The first variation will be the basic exercises in their strictest form, performing the movement over its full range of contraction and extension. Here are three examples –

In the squat, sink to the lowest possible position; hold for a moment, then rise, maintaining an erect, straight back, chest-out position.

In the bench press, lower the bar to your chest; hold for a moment, then press without rebound or back arch.

Perform the curl leaning backward against a wall or post, throwing the full effort onto the biceps, isolating the movement.

Begin with a weight with which 6 repetitions are difficult. Increase the weight on the bar from 5 to 10 pounds a set, decreasing the repetitions by 1 each set. The 4th and last set of Variation No. 1 should find you fighting out a hard 3 repetitions.

The second variation will be the basic exercise performed in a partially-limited (or less-strict) style.

Use the squat on a bench after the full squat; in the bench press, use a rebound and a back arch after the strict style; perform the standing loose-style curl after the “leaning against wall” curl, etc.

Begin with a weight 5 to 10 pounds heavier than that used for 3 repetitions in the last set of Variation No. 1. Perform a full 6 reps, beginning the process of weight-increase, repetition-decrease as before. A full 4 sets will find you performing a set of 3 limit reps at their conclusion.

For your third and final variation, you will perform 4 sets of your basic exercise using a very limited or a very loose style.

You will perform the 1/3 or quarter-squat after the bench squat; the lockout bench press from boxes while lying on the floor after the cheating bench press; the cheating swing-curl after the loose-style standing curl, etc., using a similar pattern for your other chosen exercises.

In this final variation you will be using maximum poundages in the partial and cheating movements, thus building great strength and overcoming any “mental hold-back” towards the handling of greater weights.

Begin with a weight 5 to 10 pounds heavier than that used for the 3 final repetitions in Variation No. 2, and begin again with 6 repetitions, raising your poundage and lowering your reps each set, ending with 3 reps in the last set.

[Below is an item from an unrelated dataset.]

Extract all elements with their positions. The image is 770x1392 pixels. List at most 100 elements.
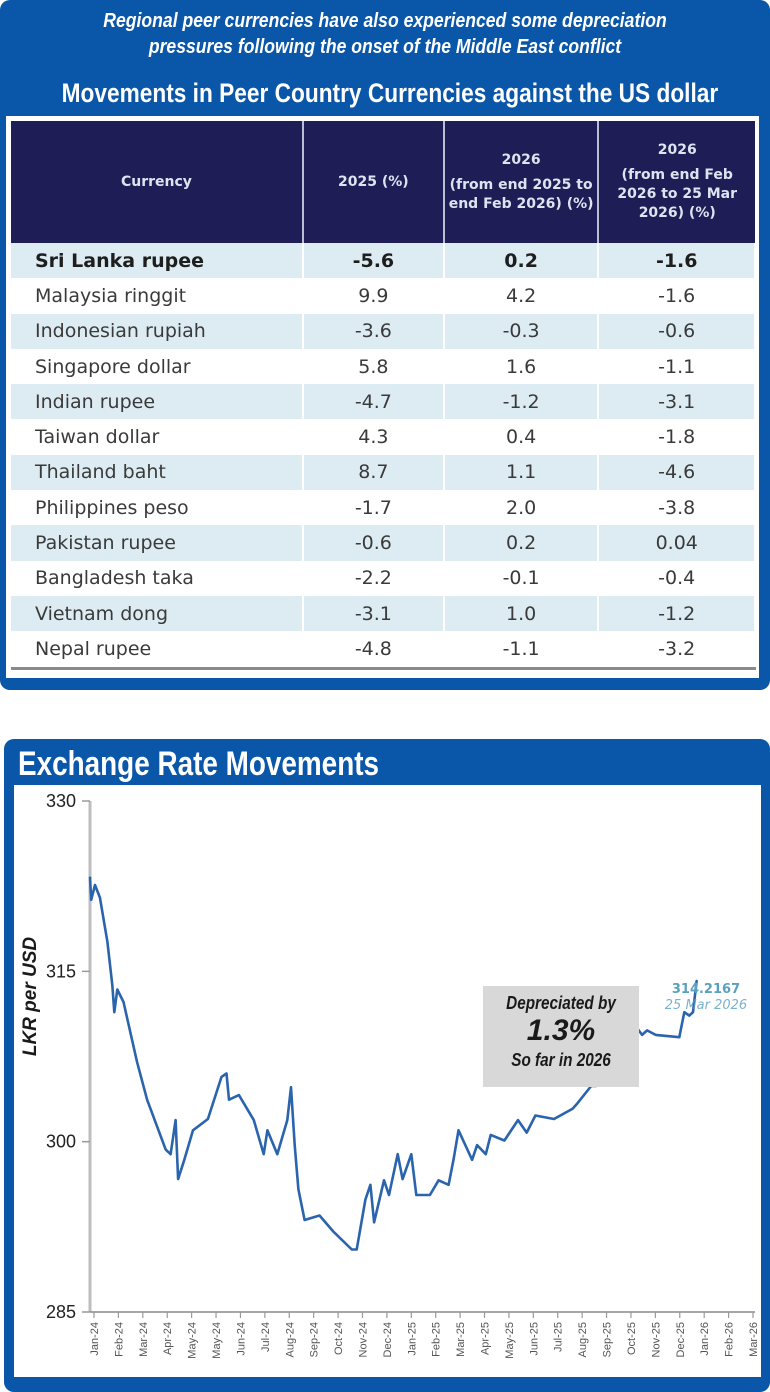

To clarify and summarize, let us use the barbell curl as your basic exercise, and remember, this system of progression can be applied to any basic exercise:

Variation No. 1: The strict barbell curl, leaning back against wall or post –
1st set – 80 lbs. x 6 reps.
2nd set – 85 lbs. x 5 reps.
3rd set – 90 lbs. x 4.
4th set – 95 lbs. x 3.

Variation No. 2: The loose-style standing barbell curl –
1st set – 100 lbs. x 6 reps.
2nd set – 105 lbs. x 5.
3rd set – 110 lbs. x 4.
4th set – 115 lbs. x 3.

Variation No. 3: The cheating “swing” curl –
1st set – 120 lbs. x 6 reps.
2nd set – 125 lbs. x 5.
3rd set – 130 lbs. x 4.
4th set – 135 lbs. x 3.

You will note that you have begun with but 80 lbs. and have finished the movement using 135 lbs. in one workout. Your style has become more loose, and thus you have limited the actual range of muscle contraction, permitting the use of greater weights – in this example 55 lbs. more for your 12th and final set than you used for the first set.

It is best to increase the weight of the bar by only 5 lbs. a set when performing an exercise such as the curl, which concentrates on smaller muscles of less strength than those of the back and legs. For the squat, bench press, etc, increase the weight by at least 10 lbs. a set.

By increasing the weight of the bar by so great an amount during each workout, and by performing more limited, looser-style variations as your poundages progress, great physical power and tremendous confidence result.

As each workout approaches, you will find yourself planning to use 5 to 10 pounds more for your first set of the basic, strict-form movement, and when your workout day arrives, you will actually perform a full 6 repetitions with this increased weight.

A workout using this training method should consist of three to four basic exercises, done in the weight-progression style, and three to four regular movements, three sets each, if energy permits. Train three times a week for four to five weeks, or until your progress is noticeably retarded.